Bloomberg News

Bond Fund Flows Beat Stocks for First Week in 10, Citigroup Says

February 14, 2013

Bond funds lured more weekly inflows than stocks for the first time in 10 weeks as investors sold U.S. equities before possible budget cuts in the world’s largest economy, according to Citigroup Inc.

Bond funds attracted a net $2.6 billion in the week to Feb. 13, while stocks drew $1.8 billion, Citigroup analysts Markus Rosgen and Yue Hin Pong said in a report today, citing data from research company EPFR Global. U.S. equity funds had net outflows of $3.7 billion, according to the note.

Investors favored less risky assets during the week as U.S. Senate Democrats proposed a 10-month delay in $1.2 trillion of automatic spending cuts for defense and domestic programs set to begin March 1. The Democrats’ $110 billion plan would replace across-the-board reductions by making defense spending cuts, ending direct payments to farmers, and requiring top earners to pay a minimum 30 percent income tax rate.

“If the automatic budget cut in U.S. isn’t avoided in two weeks’ time, it could hurt various functions of U.S. agencies,” Pong wrote in an e-mail today. “It would also signal that political agreement is harder to come by.”

The March 1 deadline marks another fiscal showdown between President Barack Obama and congressional Republicans over whether efforts to reduce the budget deficit should include revenue or be limited to spending. Unless Congress acts, $1.2 trillion in spending cuts, known as sequestration, will take effect over nine years, which could hurt economic growth.

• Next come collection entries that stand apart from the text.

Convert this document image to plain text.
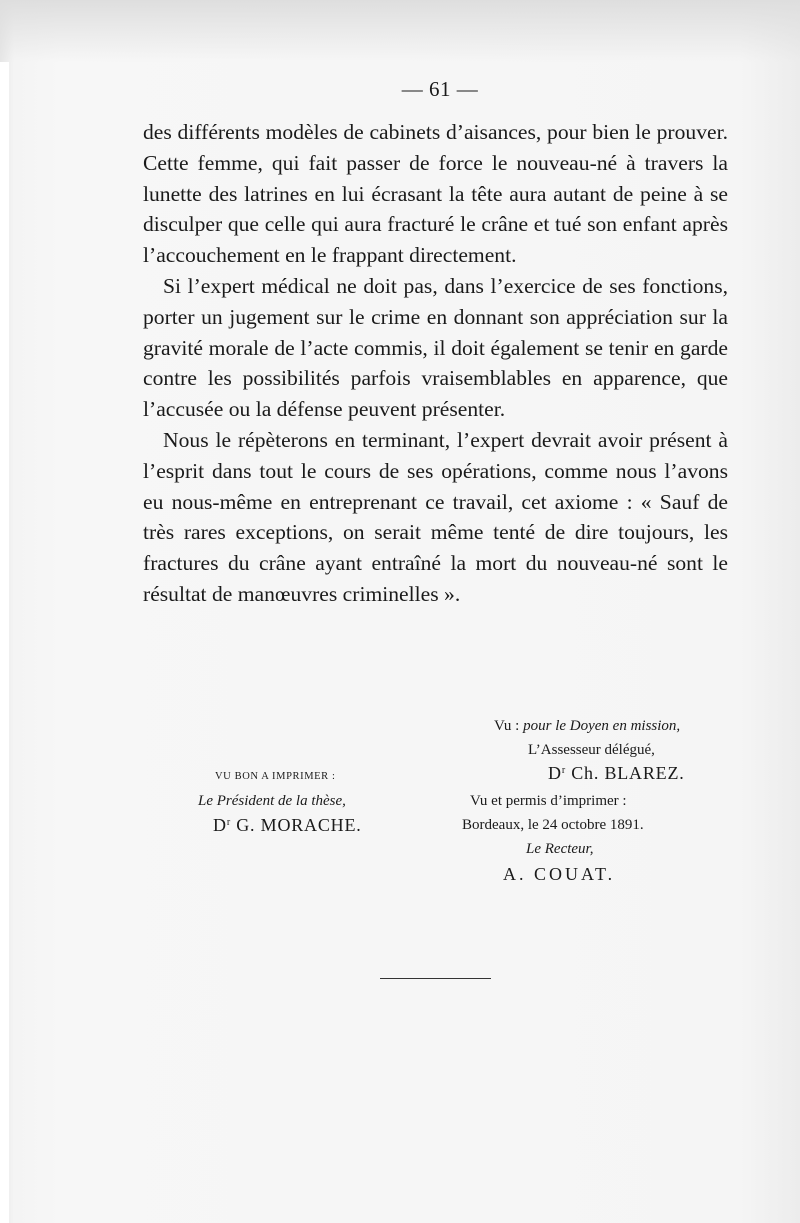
— 61 —

des différents modèles de cabinets d’aisances, pour bien le prouver. Cette femme, qui fait passer de force le nouveau-né à travers la lunette des latrines en lui écrasant la tête aura autant de peine à se disculper que celle qui aura fracturé le crâne et tué son enfant après l’accouchement en le frappant directement.

Si l’expert médical ne doit pas, dans l’exercice de ses fonctions, porter un jugement sur le crime en donnant son appréciation sur la gravité morale de l’acte commis, il doit également se tenir en garde contre les possibilités parfois vraisemblables en apparence, que l’accusée ou la défense peuvent présenter.

Nous le répèterons en terminant, l’expert devrait avoir présent à l’esprit dans tout le cours de ses opérations, comme nous l’avons eu nous-même en entreprenant ce travail, cet axiome : « Sauf de très rares exceptions, on serait même tenté de dire toujours, les fractures du crâne ayant entraîné la mort du nouveau-né sont le résultat de manœuvres criminelles ».

Vu : pour le Doyen en mission,
L’Assesseur délégué,
$D^r$ Ch. BLAREZ.
Vu et permis d’imprimer :
Bordeaux, le 24 octobre 1891.
Le Recteur,
A. COUAT.
VU BON A IMPRIMER :
Le Président de la thèse,
$D^r$ G. MORACHE.
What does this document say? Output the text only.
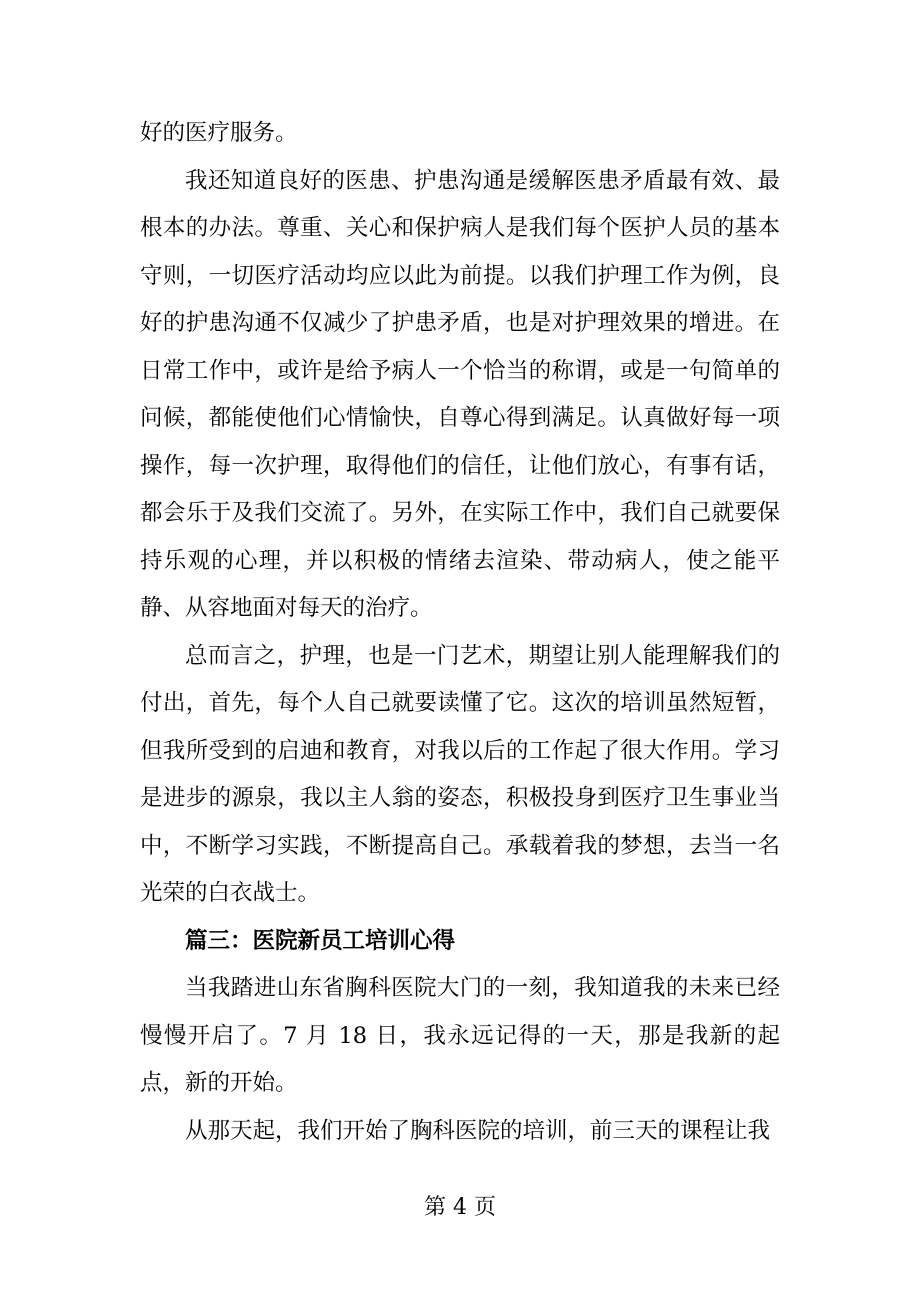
好的医疗服务。

我还知道良好的医患、护患沟通是缓解医患矛盾最有效、最根本的办法。尊重、关心和保护病人是我们每个医护人员的基本守则，一切医疗活动均应以此为前提。以我们护理工作为例，良好的护患沟通不仅减少了护患矛盾，也是对护理效果的增进。在日常工作中，或许是给予病人一个恰当的称谓，或是一句简单的问候，都能使他们心情愉快，自尊心得到满足。认真做好每一项操作，每一次护理，取得他们的信任，让他们放心，有事有话，都会乐于及我们交流了。另外，在实际工作中，我们自己就要保持乐观的心理，并以积极的情绪去渲染、带动病人，使之能平静、从容地面对每天的治疗。

总而言之，护理，也是一门艺术，期望让别人能理解我们的付出，首先，每个人自己就要读懂了它。这次的培训虽然短暂，但我所受到的启迪和教育，对我以后的工作起了很大作用。学习是进步的源泉，我以主人翁的姿态，积极投身到医疗卫生事业当中，不断学习实践，不断提高自己。承载着我的梦想，去当一名光荣的白衣战士。

篇三：医院新员工培训心得

当我踏进山东省胸科医院大门的一刻，我知道我的未来已经慢慢开启了。7 月 18 日，我永远记得的一天，那是我新的起点，新的开始。

从那天起，我们开始了胸科医院的培训，前三天的课程让我

第 4 页
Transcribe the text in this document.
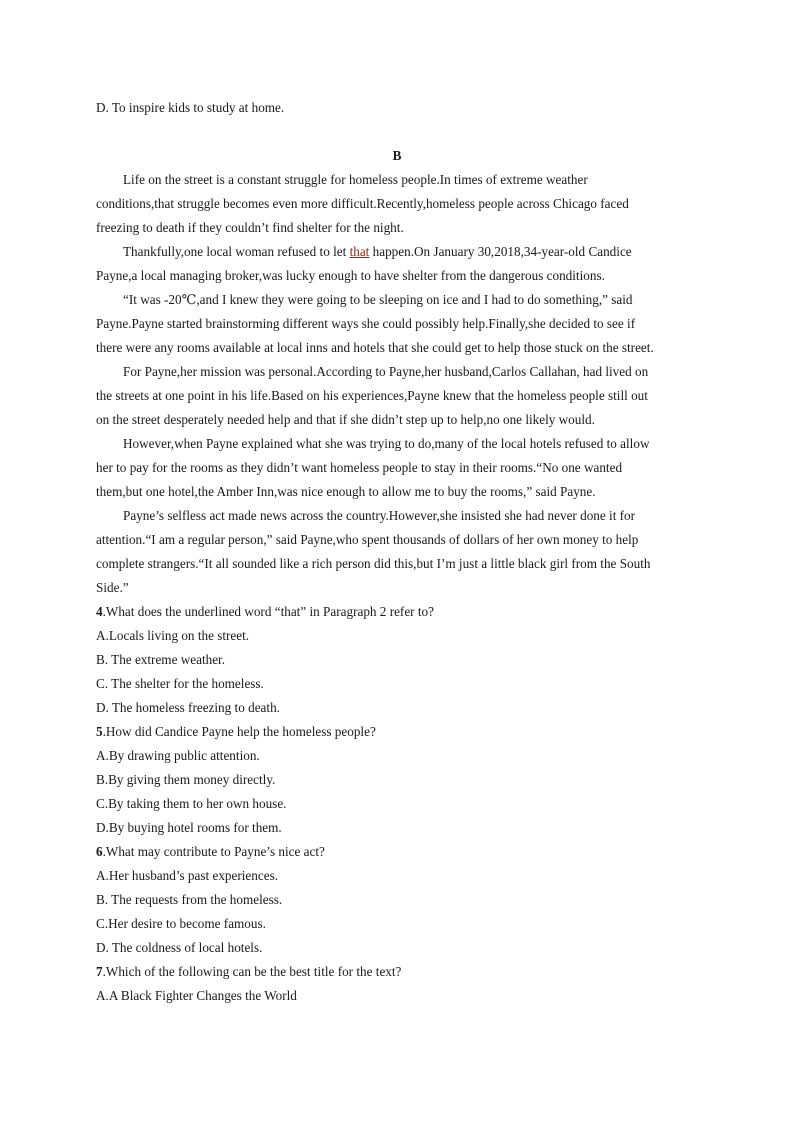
D. To inspire kids to study at home.
B
Life on the street is a constant struggle for homeless people.In times of extreme weather
conditions,that struggle becomes even more difficult.Recently,homeless people across Chicago faced
freezing to death if they couldn’t find shelter for the night.
Thankfully,one local woman refused to let that happen.On January 30,2018,34-year-old Candice
Payne,a local managing broker,was lucky enough to have shelter from the dangerous conditions.
“It was -20℃,and I knew they were going to be sleeping on ice and I had to do something,” said
Payne.Payne started brainstorming different ways she could possibly help.Finally,she decided to see if
there were any rooms available at local inns and hotels that she could get to help those stuck on the street.
For Payne,her mission was personal.According to Payne,her husband,Carlos Callahan, had lived on
the streets at one point in his life.Based on his experiences,Payne knew that the homeless people still out
on the street desperately needed help and that if she didn’t step up to help,no one likely would.
However,when Payne explained what she was trying to do,many of the local hotels refused to allow
her to pay for the rooms as they didn’t want homeless people to stay in their rooms.“No one wanted
them,but one hotel,the Amber Inn,was nice enough to allow me to buy the rooms,” said Payne.
Payne’s selfless act made news across the country.However,she insisted she had never done it for
attention.“I am a regular person,” said Payne,who spent thousands of dollars of her own money to help
complete strangers.“It all sounded like a rich person did this,but I’m just a little black girl from the South
Side.”
4.What does the underlined word “that” in Paragraph 2 refer to?
A.Locals living on the street.
B. The extreme weather.
C. The shelter for the homeless.
D. The homeless freezing to death.
5.How did Candice Payne help the homeless people?
A.By drawing public attention.
B.By giving them money directly.
C.By taking them to her own house.
D.By buying hotel rooms for them.
6.What may contribute to Payne’s nice act?
A.Her husband’s past experiences.
B. The requests from the homeless.
C.Her desire to become famous.
D. The coldness of local hotels.
7.Which of the following can be the best title for the text?
A.A Black Fighter Changes the World
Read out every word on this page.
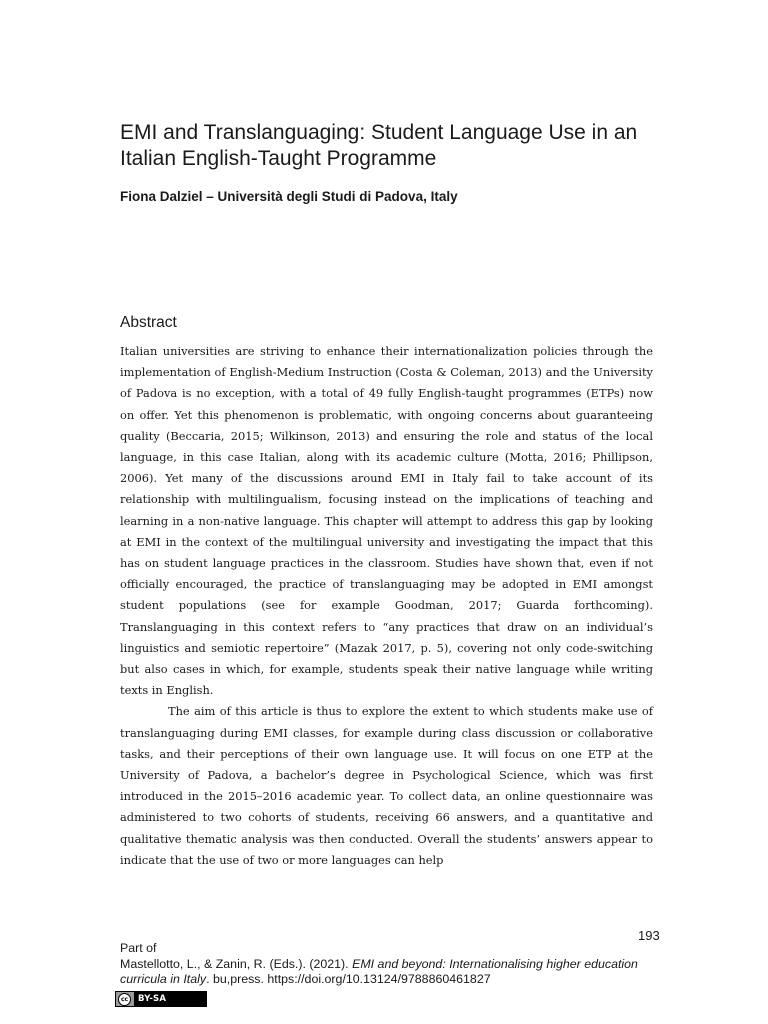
EMI and Translanguaging: Student Language Use in an Italian English-Taught Programme

Fiona Dalziel – Università degli Studi di Padova, Italy

Abstract

Italian universities are striving to enhance their internationalization policies through the implementation of English-Medium Instruction (Costa & Coleman, 2013) and the University of Padova is no exception, with a total of 49 fully English-taught programmes (ETPs) now on offer. Yet this phenomenon is problematic, with ongoing concerns about guaranteeing quality (Beccaria, 2015; Wilkinson, 2013) and ensuring the role and status of the local language, in this case Italian, along with its academic culture (Motta, 2016; Phillipson, 2006). Yet many of the discussions around EMI in Italy fail to take account of its relationship with multilingualism, focusing instead on the implications of teaching and learning in a non-native language. This chapter will attempt to address this gap by looking at EMI in the context of the multilingual university and investigating the impact that this has on student language practices in the classroom. Studies have shown that, even if not officially encouraged, the practice of translanguaging may be adopted in EMI amongst student populations (see for example Goodman, 2017; Guarda forthcoming). Translanguaging in this context refers to “any practices that draw on an individual’s linguistics and semiotic repertoire” (Mazak 2017, p. 5), covering not only code-switching but also cases in which, for example, students speak their native language while writing texts in English.

The aim of this article is thus to explore the extent to which students make use of translanguaging during EMI classes, for example during class discussion or collaborative tasks, and their perceptions of their own language use. It will focus on one ETP at the University of Padova, a bachelor’s degree in Psychological Science, which was first introduced in the 2015–2016 academic year. To collect data, an online questionnaire was administered to two cohorts of students, receiving 66 answers, and a quantitative and qualitative thematic analysis was then conducted. Overall the students’ answers appear to indicate that the use of two or more languages can help

193
Part of
Mastellotto, L., & Zanin, R. (Eds.). (2021). EMI and beyond: Internationalising higher education curricula in Italy. bu,press. https://doi.org/10.13124/9788860461827
cc	BY-SA
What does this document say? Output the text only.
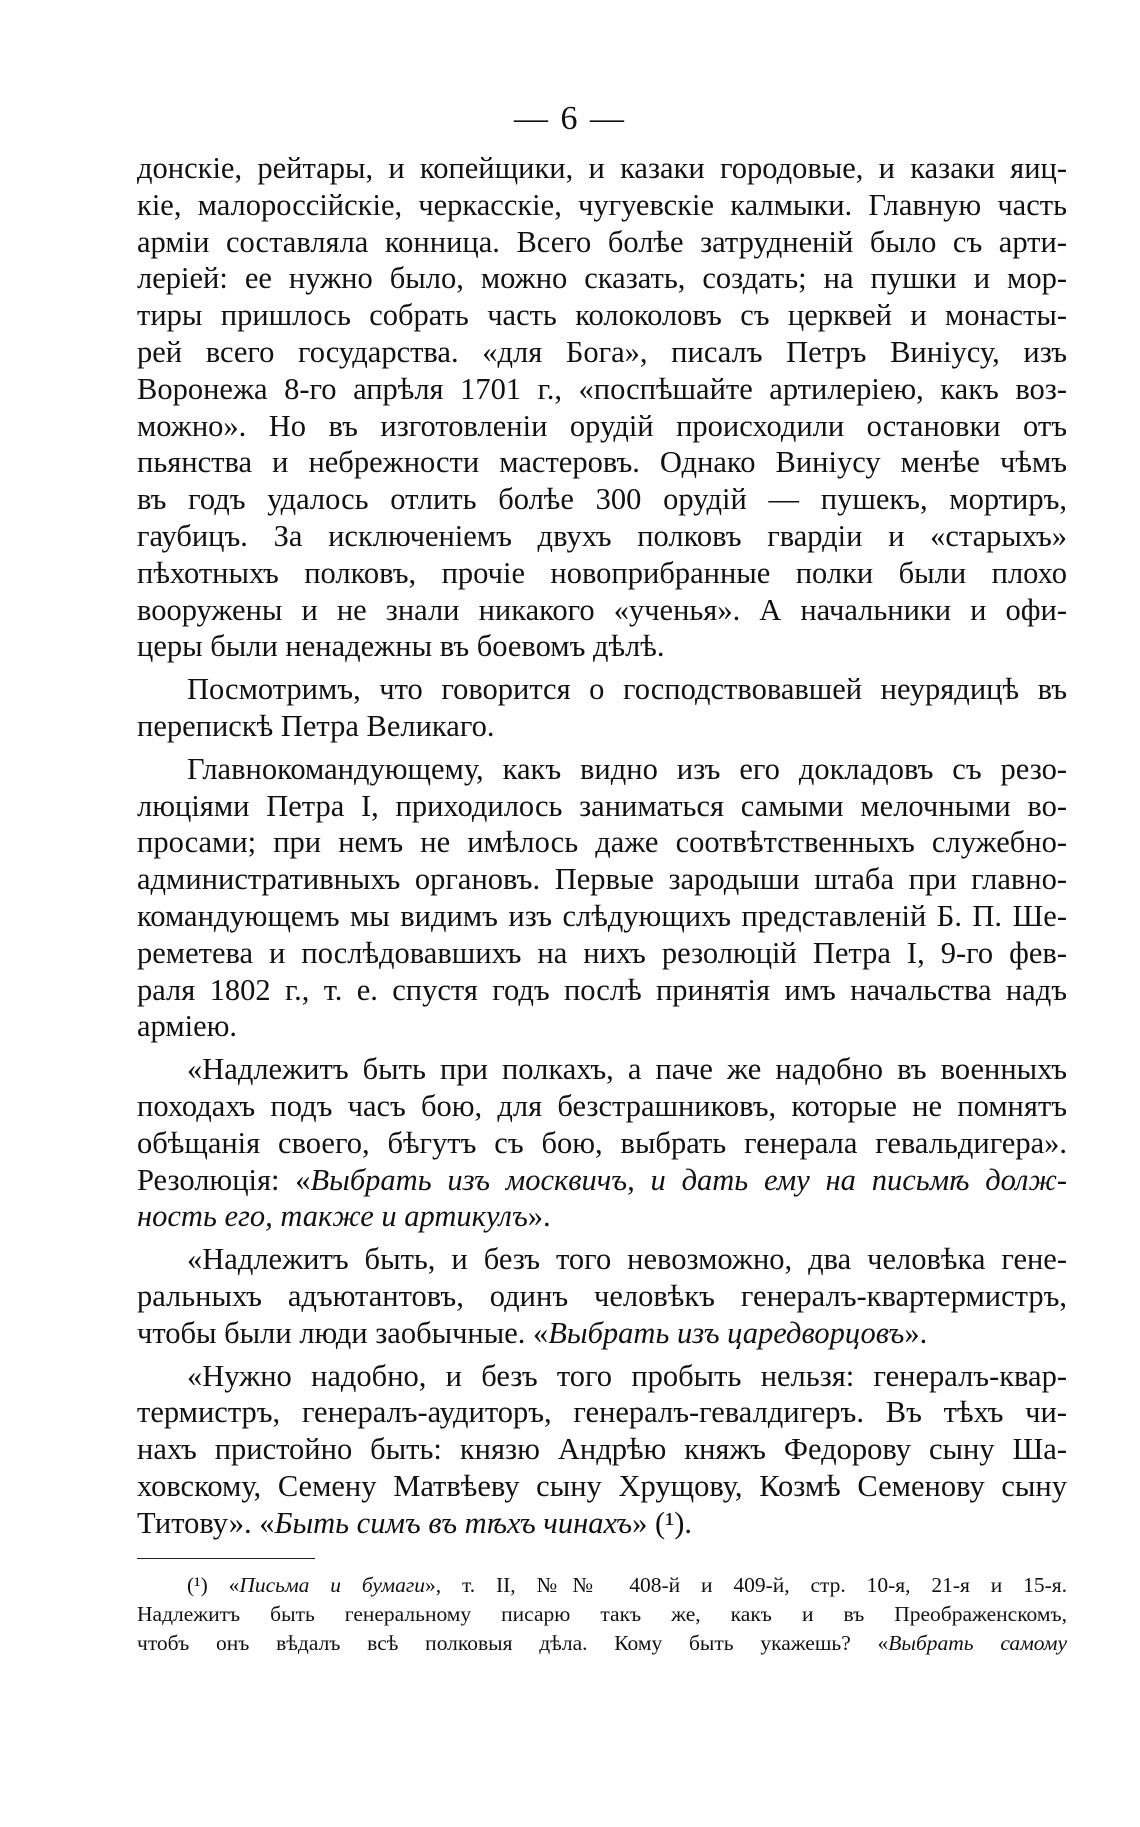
— 6 —

донскіе, рейтары, и копейщики, и казаки городовые, и казаки яиц-
кіе, малороссійскіе, черкасскіе, чугуевскіе калмыки. Главную часть
арміи составляла конница. Всего болѣе затрудненій было съ арти-
леріей: ее нужно было, можно сказать, создать; на пушки и мор-
тиры пришлось собрать часть колоколовъ съ церквей и монасты-
рей всего государства. «для Бога», писалъ Петръ Виніусу, изъ
Воронежа 8-го апрѣля 1701 г., «поспѣшайте артилеріею, какъ воз-
можно». Но въ изготовленіи орудій происходили остановки отъ
пьянства и небрежности мастеровъ. Однако Виніусу менѣе чѣмъ
въ годъ удалось отлить болѣе 300 орудій — пушекъ, мортиръ,
гаубицъ. За исключеніемъ двухъ полковъ гвардіи и «старыхъ»
пѣхотныхъ полковъ, прочіе новоприбранные полки были плохо
вооружены и не знали никакого «ученья». А начальники и офи-
церы были ненадежны въ боевомъ дѣлѣ.

Посмотримъ, что говорится о господствовавшей неурядицѣ въ
перепискѣ Петра Великаго.

Главнокомандующему, какъ видно изъ его докладовъ съ резо-
люціями Петра I, приходилось заниматься самыми мелочными во-
просами; при немъ не имѣлось даже соотвѣтственныхъ служебно-
административныхъ органовъ. Первые зародыши штаба при главно-
командующемъ мы видимъ изъ слѣдующихъ представленій Б. П. Ше-
реметева и послѣдовавшихъ на нихъ резолюцій Петра I, 9-го фев-
раля 1802 г., т. е. спустя годъ послѣ принятія имъ начальства надъ
арміею.

«Надлежитъ быть при полкахъ, а паче же надобно въ военныхъ
походахъ подъ часъ бою, для безстрашниковъ, которые не помнятъ
обѣщанія своего, бѣгутъ съ бою, выбрать генерала гевальдигера».
Резолюція: «Выбрать изъ москвичъ, и дать ему на письмѣ долж-
ность его, также и артикулъ».

«Надлежитъ быть, и безъ того невозможно, два человѣка гене-
ральныхъ адъютантовъ, одинъ человѣкъ генералъ-квартермистръ,
чтобы были люди заобычные. «Выбрать изъ царедворцовъ».

«Нужно надобно, и безъ того пробыть нельзя: генералъ-квар-
термистръ, генералъ-аудиторъ, генералъ-гевалдигеръ. Въ тѣхъ чи-
нахъ пристойно быть: князю Андрѣю княжъ Федорову сыну Ша-
ховскому, Семену Матвѣеву сыну Хрущову, Козмѣ Семенову сыну
Титову». «Быть симъ въ тѣхъ чинахъ» (¹).

(¹) «Письма и бумаги», т. II, №№ 408-й и 409-й, стр. 10-я, 21-я и 15-я.
Надлежитъ быть генеральному писарю такъ же, какъ и въ Преображенскомъ,
чтобъ онъ вѣдалъ всѣ полковыя дѣла. Кому быть укажешь? «Выбрать самому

Asian equity funds attracted $535 million, a 23rd week of inflows, slowing from $981 million last week as markets shut for the Lunar New Year holidays. Shanghai and Vietnam markets are closed for an entire week from Feb. 11, while Japan, South Korea, Malaysia, Hong Kong and Singapore were closed for between one and three days. Taiwan is closed for seven days.